Back to the bark water: water fluxes are important for the growth of the lichens and mosses in the LiBry computer model. The more water that is available, the longer the organisms can stay active and grow. Figure 2 shows the routes by which water can flow from the atmosphere through the canopy to the ground. Rainfall that is captured by the canopy surfaces (a process called interception) can leave the canopy as stemflow or drip off leaves and other surfaces to the ground, as throughfall. Water can be stored in epiphytes, on leaf surfaces, or in the bark.

Since we wanted to find out how important bark water uptake is for epiphytic lichens and mosses, we used the LiBry computer model for an experiment. In one simulation, we simulated the growth of lichens and mosses using all the “normal” climate conditions of the field site. In a second computer model simulation, we set the size of the bark water storage to zero, so the simulated organisms could not take up water from the bark. Then we compared the results of these two computer model simulations.

The Bark Makes A Difference

We found that bark water had a large influence on epiphytic lichens and mosses in Sardinia, all thanks to the LiBry computer model. In the “normal” computer model simulation, the organisms could grow around 20% more than they could in the simulation without bark water uptake. The effect was strongest in spring. In winter and fall, water was likely not limiting growth, because rainfall was sufficient and temperatures were lower, so bark water did not matter as much. In summer, rainfall and dew were so low that bark-water storage also did not make a difference—the lichens and mosses were inactive most of the time.

Without bark water uptake, not only did the epiphytes grow less, but fewer species survived the whole computer model simulation. The species that did survive without bark water were slightly different from those in the “normal” simulation: they were more resistant to water evaporation, which helped them to store more water in their tissues. They were also adapted to higher temperatures, which makes sense if you remember the cooling effect that we explained earlier. With no bark water, there was less water to evaporate, so the temperature in the canopy would be higher, favoring those species that could tolerate warmer conditions.
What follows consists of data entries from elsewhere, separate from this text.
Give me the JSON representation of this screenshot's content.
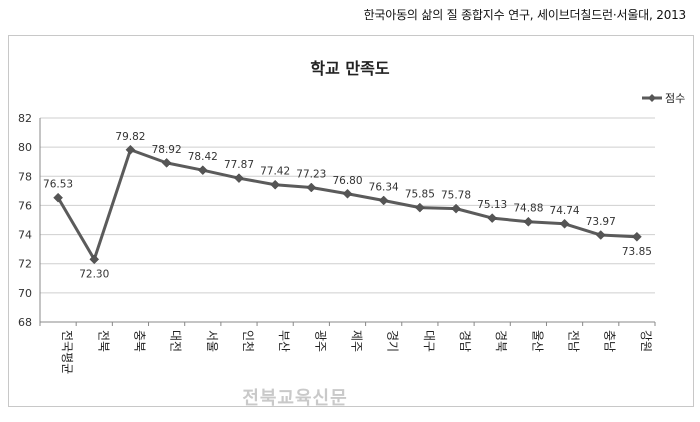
{
  "source": "한국아동의 삶의 질 종합지수 연구, 세이브더칠드런·서울대, 2013",
  "watermark": "전북교육신문",
  "chart_data": {
    "type": "line",
    "title": "학교 만족도",
    "categories": [
      "전국평균",
      "전북",
      "충북",
      "대전",
      "서울",
      "인천",
      "부산",
      "광주",
      "제주",
      "경기",
      "대구",
      "경남",
      "경북",
      "울산",
      "전남",
      "충남",
      "강원"
    ],
    "series": [
      {
        "name": "점수",
        "values": [
          76.53,
          72.3,
          79.82,
          78.92,
          78.42,
          77.87,
          77.42,
          77.23,
          76.8,
          76.34,
          75.85,
          75.78,
          75.13,
          74.88,
          74.74,
          73.97,
          73.85
        ],
        "color": "#5b5b5b"
      }
    ],
    "value_labels": [
      "76.53",
      "72.30",
      "79.82",
      "78.92",
      "78.42",
      "77.87",
      "77.42",
      "77.23",
      "76.80",
      "76.34",
      "75.85",
      "75.78",
      "75.13",
      "74.88",
      "74.74",
      "73.97",
      "73.85"
    ],
    "ylim": [
      68,
      82
    ],
    "yticks": [
      "68",
      "70",
      "72",
      "74",
      "76",
      "78",
      "80",
      "82"
    ],
    "xlabel": "",
    "ylabel": "",
    "grid": true,
    "legend": "top-right"
  }
}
In conclusion, in our computer model experiment we found that bark water storage is important for the growth of epiphytic lichens and mosses in Sardinia, and it can influence which species will be successful in an ecosystem. These findings are important because Earth’s climate is changing. Changes in bark water uptake due to climate change could affect the survival of the epiphytes—not only in Sardinia, but also in other locations around the world. So, our research can be used to predict which epiphytic lichen and moss species are threatened by climate change, and these predictions will become more accurate by including the role of bark water.

Glossary

Epiphytes: ↑ Plants that live on other plants.

Water Cycle: ↑ The movement of water between several storage locations, including the oceans, soil, rivers, and lakes, and the atmosphere (as water vapor and clouds).
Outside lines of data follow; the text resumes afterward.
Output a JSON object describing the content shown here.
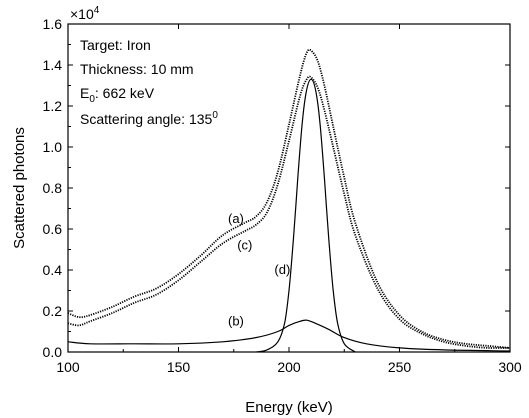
{
  "chart_data": {
    "type": "line",
    "xlabel": "Energy (keV)",
    "ylabel": "Scattered photons",
    "y_multiplier": "×10",
    "y_multiplier_exp": "4",
    "xlim": [
      100,
      300
    ],
    "ylim": [
      0,
      1.6
    ],
    "xticks": [
      100,
      150,
      200,
      250,
      300
    ],
    "xtick_labels": [
      "100",
      "150",
      "200",
      "250",
      "300"
    ],
    "yticks": [
      0,
      0.2,
      0.4,
      0.6,
      0.8,
      1.0,
      1.2,
      1.4,
      1.6
    ],
    "ytick_labels": [
      "0.0",
      "0.2",
      "0.4",
      "0.6",
      "0.8",
      "1.0",
      "1.2",
      "1.4",
      "1.6"
    ],
    "annotations": {
      "target": "Target: Iron",
      "thickness": "Thickness: 10 mm",
      "energy_prefix": "E",
      "energy_sub": "0",
      "energy_suffix": ": 662 keV",
      "angle": "Scattering angle: 135",
      "angle_sup": "0"
    },
    "series": [
      {
        "name": "(a)",
        "style": "dotted",
        "x": [
          100,
          105,
          110,
          120,
          130,
          140,
          150,
          160,
          170,
          180,
          185,
          190,
          195,
          200,
          205,
          208,
          210,
          213,
          216,
          220,
          225,
          230,
          240,
          250,
          260,
          270,
          280,
          290,
          300
        ],
        "y": [
          0.19,
          0.17,
          0.18,
          0.22,
          0.27,
          0.31,
          0.38,
          0.47,
          0.57,
          0.63,
          0.66,
          0.73,
          0.88,
          1.11,
          1.35,
          1.46,
          1.47,
          1.42,
          1.3,
          1.1,
          0.85,
          0.63,
          0.34,
          0.18,
          0.1,
          0.06,
          0.04,
          0.03,
          0.02
        ],
        "label_at": [
          176,
          0.63
        ]
      },
      {
        "name": "(c)",
        "style": "dotted",
        "x": [
          100,
          105,
          110,
          120,
          130,
          140,
          150,
          160,
          170,
          180,
          185,
          190,
          195,
          200,
          205,
          208,
          210,
          213,
          216,
          220,
          225,
          230,
          240,
          250,
          260,
          270,
          280,
          290,
          300
        ],
        "y": [
          0.14,
          0.13,
          0.15,
          0.19,
          0.24,
          0.28,
          0.35,
          0.44,
          0.53,
          0.59,
          0.62,
          0.68,
          0.82,
          1.03,
          1.25,
          1.33,
          1.34,
          1.29,
          1.18,
          1.0,
          0.77,
          0.57,
          0.31,
          0.16,
          0.09,
          0.05,
          0.03,
          0.02,
          0.02
        ],
        "label_at": [
          180,
          0.5
        ]
      },
      {
        "name": "(d)",
        "style": "solid",
        "x": [
          185,
          190,
          195,
          198,
          200,
          202,
          204,
          206,
          208,
          210,
          212,
          214,
          216,
          218,
          220,
          222,
          225,
          230
        ],
        "y": [
          0.0,
          0.01,
          0.05,
          0.14,
          0.3,
          0.55,
          0.85,
          1.12,
          1.28,
          1.33,
          1.28,
          1.12,
          0.85,
          0.55,
          0.3,
          0.14,
          0.04,
          0.0
        ],
        "label_at": [
          197,
          0.38
        ]
      },
      {
        "name": "(b)",
        "style": "solid",
        "x": [
          100,
          110,
          130,
          150,
          170,
          185,
          195,
          200,
          205,
          208,
          212,
          218,
          225,
          235,
          250,
          270,
          300
        ],
        "y": [
          0.05,
          0.04,
          0.04,
          0.04,
          0.05,
          0.07,
          0.1,
          0.13,
          0.15,
          0.155,
          0.14,
          0.11,
          0.07,
          0.04,
          0.02,
          0.01,
          0.005
        ],
        "label_at": [
          176,
          0.13
        ]
      }
    ]
  }
}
Stemflow: ↑ Water that runs down the trunks of trees during and after rainfall.

Computer Simulation Model: ↑ A simplified “copy” of a process or an organism, in form of a computer program. It can be used for tests that cannot be conducted in the real world.

Climate Data: ↑ Numerical information that describes climate, such as temperatures or rainfall for a certain time period and location.
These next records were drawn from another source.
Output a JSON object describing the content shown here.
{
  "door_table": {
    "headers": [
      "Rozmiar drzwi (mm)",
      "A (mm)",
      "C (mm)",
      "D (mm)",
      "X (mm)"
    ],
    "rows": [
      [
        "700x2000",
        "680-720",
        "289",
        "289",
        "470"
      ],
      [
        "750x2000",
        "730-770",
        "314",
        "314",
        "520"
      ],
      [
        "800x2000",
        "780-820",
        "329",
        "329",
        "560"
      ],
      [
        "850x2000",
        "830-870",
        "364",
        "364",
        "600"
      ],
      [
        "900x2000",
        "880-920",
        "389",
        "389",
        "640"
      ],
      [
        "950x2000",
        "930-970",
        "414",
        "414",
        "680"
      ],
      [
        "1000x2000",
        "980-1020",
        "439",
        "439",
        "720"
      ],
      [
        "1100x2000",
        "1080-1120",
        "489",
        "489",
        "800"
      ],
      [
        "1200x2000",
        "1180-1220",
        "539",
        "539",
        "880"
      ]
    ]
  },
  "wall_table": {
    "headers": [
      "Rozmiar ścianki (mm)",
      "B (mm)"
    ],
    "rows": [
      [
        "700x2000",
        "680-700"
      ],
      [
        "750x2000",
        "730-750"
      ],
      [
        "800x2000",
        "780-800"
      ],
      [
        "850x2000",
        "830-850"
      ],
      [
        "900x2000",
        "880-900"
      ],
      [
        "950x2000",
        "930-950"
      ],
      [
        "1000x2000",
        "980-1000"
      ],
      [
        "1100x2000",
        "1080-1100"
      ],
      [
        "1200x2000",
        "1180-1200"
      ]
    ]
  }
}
Field Site: ↑ An outdoor location (in a forest, for instance) where measurements are taken and experiments are carried out.

Interception: ↑ Rainfall that is captured by the canopy surfaces (leaves, bark, epiphytes) and evaporates from there instead of falling to the ground.

Throughfall: ↑ Rainfall that is not intercepted by the canopy, but hits the ground, or drips from leaves to the ground.

Conflict of Interest

The authors declare that the research was conducted in the absence of any commercial or financial relationships that could be construed as a potential conflict of interest.